With the resurgence of the luxury market, space on the most popular shopping streets in the world is getting tighter and tighter. Fifth Avenue with the highest rents, retains its designer cachet but more moderately-priced retailers are muscling in. Grafton Street jumped from 10th to fifth place, a reflection of Ireland’s growing affluence. Meanwhile, Japan’s Ginza, with a spate of new megaflagships and shoppers with an appetite for designer goods, shot up to ninth place from 15.

  1. FIFTH AVENUE, NEW YORK
    $950 per square foot

    Fifth Avenue rents are not for the fainthearted. Increasingly, chains that appeal to a broad customer base are digging into their deep pockets to fund flagships. H&M in 2000 planted its flag on Fifth Avenue and 51st Street, and Liz Claiborne in 2003 turned its Fifth Avenue and 52nd Street store into the first U.S. unit of Mexx. Zara opened a flagship in September between 54th and 55th Streets and Abercrombie & Fitch is taking over Fendi’s store at 720 Fifth Avenue.

  2. AVENUE des CHAMPS-ELYSEES, PARIS
    $711 per square foot

    The Champs-Elysées continues to attract both moderately priced brands and luxury tenants, resulting in a mix that appeals to the hoards of tourists who flock to the street.
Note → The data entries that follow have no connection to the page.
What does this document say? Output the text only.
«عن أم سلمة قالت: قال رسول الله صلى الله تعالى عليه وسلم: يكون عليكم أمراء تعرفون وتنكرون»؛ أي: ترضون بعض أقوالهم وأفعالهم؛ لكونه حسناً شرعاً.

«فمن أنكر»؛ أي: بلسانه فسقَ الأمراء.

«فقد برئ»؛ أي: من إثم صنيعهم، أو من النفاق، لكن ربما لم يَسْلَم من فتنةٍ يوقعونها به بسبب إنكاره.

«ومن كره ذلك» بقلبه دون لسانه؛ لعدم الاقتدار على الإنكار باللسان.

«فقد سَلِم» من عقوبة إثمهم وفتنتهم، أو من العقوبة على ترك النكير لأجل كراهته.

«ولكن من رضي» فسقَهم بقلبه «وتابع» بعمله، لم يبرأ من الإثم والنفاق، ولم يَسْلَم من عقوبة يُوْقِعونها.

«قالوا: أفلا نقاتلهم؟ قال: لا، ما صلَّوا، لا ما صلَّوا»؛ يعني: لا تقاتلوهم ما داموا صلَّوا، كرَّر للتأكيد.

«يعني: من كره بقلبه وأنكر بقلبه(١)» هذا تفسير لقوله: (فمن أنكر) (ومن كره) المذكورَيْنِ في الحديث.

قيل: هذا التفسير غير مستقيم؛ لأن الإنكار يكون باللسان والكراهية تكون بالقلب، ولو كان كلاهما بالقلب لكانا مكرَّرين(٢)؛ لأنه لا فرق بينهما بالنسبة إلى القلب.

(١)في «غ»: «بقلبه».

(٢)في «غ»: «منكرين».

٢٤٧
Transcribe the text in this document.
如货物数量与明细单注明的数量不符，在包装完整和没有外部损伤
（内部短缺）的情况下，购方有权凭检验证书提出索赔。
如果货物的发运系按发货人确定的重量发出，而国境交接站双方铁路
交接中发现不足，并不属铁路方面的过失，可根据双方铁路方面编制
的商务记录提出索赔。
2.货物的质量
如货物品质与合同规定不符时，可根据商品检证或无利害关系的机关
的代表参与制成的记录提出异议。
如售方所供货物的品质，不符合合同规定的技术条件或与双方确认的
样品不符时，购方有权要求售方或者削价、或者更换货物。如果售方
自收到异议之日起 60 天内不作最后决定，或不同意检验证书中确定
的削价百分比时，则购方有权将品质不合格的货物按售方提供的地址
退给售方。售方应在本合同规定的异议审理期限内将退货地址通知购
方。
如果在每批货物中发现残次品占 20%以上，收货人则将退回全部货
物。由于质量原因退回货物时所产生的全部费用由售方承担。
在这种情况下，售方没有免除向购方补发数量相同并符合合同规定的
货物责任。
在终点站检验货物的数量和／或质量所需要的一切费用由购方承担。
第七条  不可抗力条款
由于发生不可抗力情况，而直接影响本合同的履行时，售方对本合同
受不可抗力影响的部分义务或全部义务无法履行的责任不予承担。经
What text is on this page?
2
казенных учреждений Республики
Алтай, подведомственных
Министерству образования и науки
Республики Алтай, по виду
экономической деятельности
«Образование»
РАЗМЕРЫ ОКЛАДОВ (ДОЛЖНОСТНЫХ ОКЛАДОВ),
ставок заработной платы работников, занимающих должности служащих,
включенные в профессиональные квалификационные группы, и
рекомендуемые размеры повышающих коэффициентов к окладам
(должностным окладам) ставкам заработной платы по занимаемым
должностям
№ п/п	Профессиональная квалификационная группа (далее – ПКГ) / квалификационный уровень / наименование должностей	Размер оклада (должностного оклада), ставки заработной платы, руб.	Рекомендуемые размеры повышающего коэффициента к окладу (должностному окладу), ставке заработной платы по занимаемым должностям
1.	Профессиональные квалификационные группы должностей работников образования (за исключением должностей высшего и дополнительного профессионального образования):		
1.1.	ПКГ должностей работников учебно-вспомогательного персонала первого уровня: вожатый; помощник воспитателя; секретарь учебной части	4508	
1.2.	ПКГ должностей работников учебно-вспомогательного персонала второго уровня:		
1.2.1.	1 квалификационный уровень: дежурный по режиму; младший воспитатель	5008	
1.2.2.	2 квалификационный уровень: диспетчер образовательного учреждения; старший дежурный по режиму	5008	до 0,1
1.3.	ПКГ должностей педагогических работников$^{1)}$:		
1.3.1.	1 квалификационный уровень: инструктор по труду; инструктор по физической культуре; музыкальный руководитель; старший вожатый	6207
In addition to a Virgin Megastore, which stays open until midnight, and a Louis Vuitton flagship, Adidas and Go Sport, the French sports chain, recently signed deals for 50,000-square-foot spaces on the street. Hugo Boss and Lancel are opening stores in the next few months and H&M is said to be looking for a space on the street.

  3. CAUSEWAY BAY, HONG KONG
    $569 per square foot

    Causeway Bay is benefiting from an influx of tourists from mainland China drawn by the availability of luxury goods and the allure of prices that are about 40 percent cheaper. In addition to department stores Sogo, Lane Crawford and Mitsukoshi, boutiques such as Louis Vuitton, Chanel, Salvatore Ferragamo, Hermès and Christian Dior have outposts in the neighborhood. Causeway Bay appeals to bargain hunters, as well, with Jardine’s Crescent and Lee Garden Road.

  4. OXFORD STREET, LONDON
    $517 per square foot

    Oxford Street from Marble Arch to Oxford Circus is home to department stores such as Selfridges, Debenhams and House of Fraser. The street has big international players, including Monsoon and Zara, and homegrown fashion chains such as New Look, Topshop, French Connection and Next. But the tattiness of some of the retailers has the local council looking at a makeover for the street. Urban Outfitters in September opened a 15,000-square-foot flagship and Adidas is set to arrive on Oxford Street later this month.